Sekretaris Daerah Provinsi Lampung Fahrizal Darminto mengatakan saat ini posko yang berada di Gedung Balai Keratun Ruang Abung, tetap ada dan digunakan untuk berkoordinasi guna melakukan gerak cepat jika dibutuhkan bila terjadi lonjakan kasus baru.

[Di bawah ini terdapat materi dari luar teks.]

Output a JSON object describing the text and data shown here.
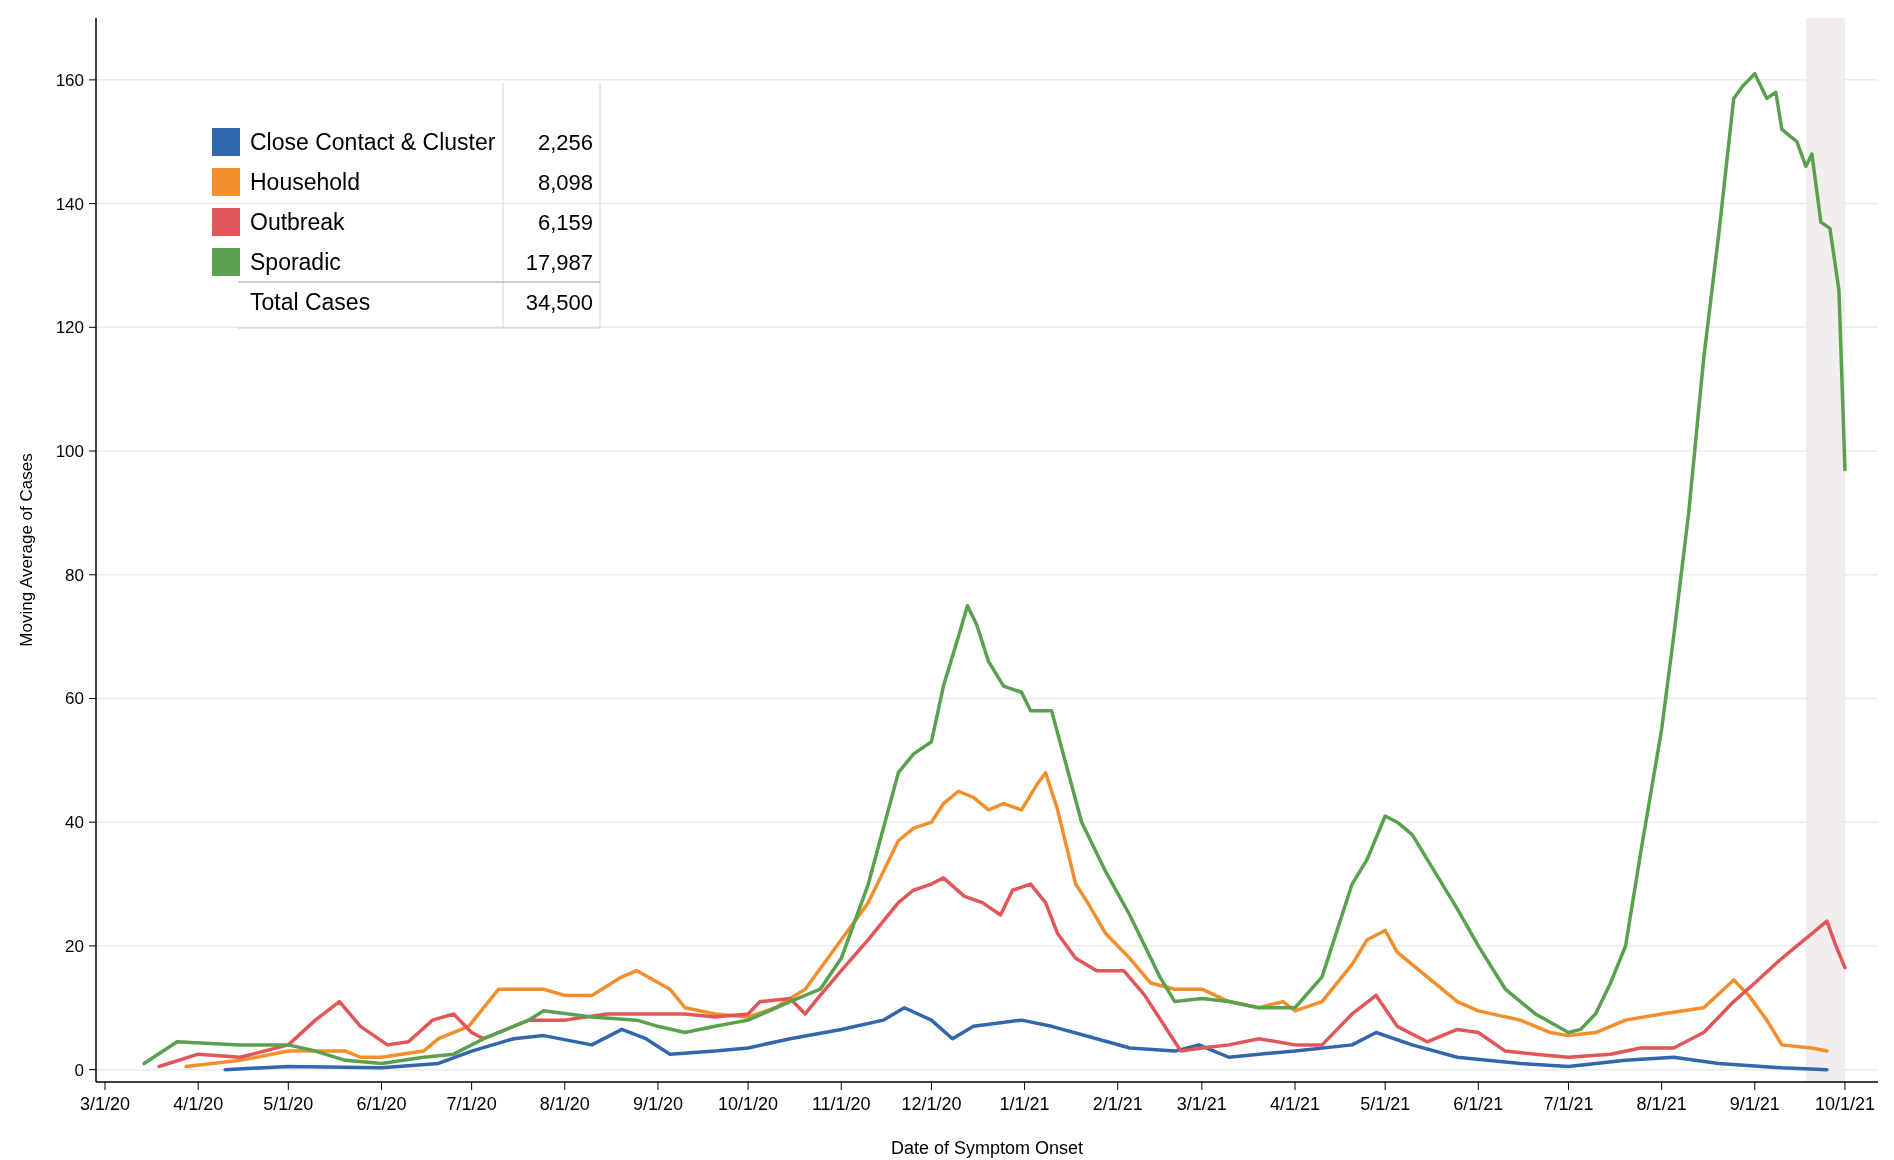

“Jadi ke depannya lebih pada fungsi masyarakat. Kita lakukan sosialisasi bahwa pandemi belum berakhir meskipun pencabutan PPKM telah dilakukan,” kata Fahrizal usai rapat tindaklanjut piket bersama posko Covid-19, Senin (02/01/2023).
Ia menjelaskan jika berdasarkan catatan yang ada, sudah setahun lebih tidak ada lagi kebutuhan seperti pemakaman, melakukan penertiban, apalagi dari Peraturan Mendagri yang baru tidak ada lagi pengenaan sanksi dalam kasus Covid-19.
“Jadi berdasarkan informasi yang diterima dari Menteri Kesehatan bahwa tingkat imun orang Indonesia tinggi, sehingga tidak banyak lagi yang tertular atau meninggal, sehingga pemerintah keluarkan putusan bebas PPKM namun posko masih diaktifkan,” ujarnya.
Terkait anggaran, lanjutnya, pada prinsip anggaran masih ada alokasi untuk posko penanganan Covid-19 dimana anggaran itu diserap tergantung dari kebutuhannya.
“Kalau kebutuhannya tidak besar lagi, tidak perlu kita serap karena anggaran filosofinya mencadangkan sumber daya untuk memenuhi suatu kebutuhan. Jadi kalau kebutuhannya tidak ada lagi, tidak ada yang dialokasikan untuk sektor posko,” jelas Fahrizal.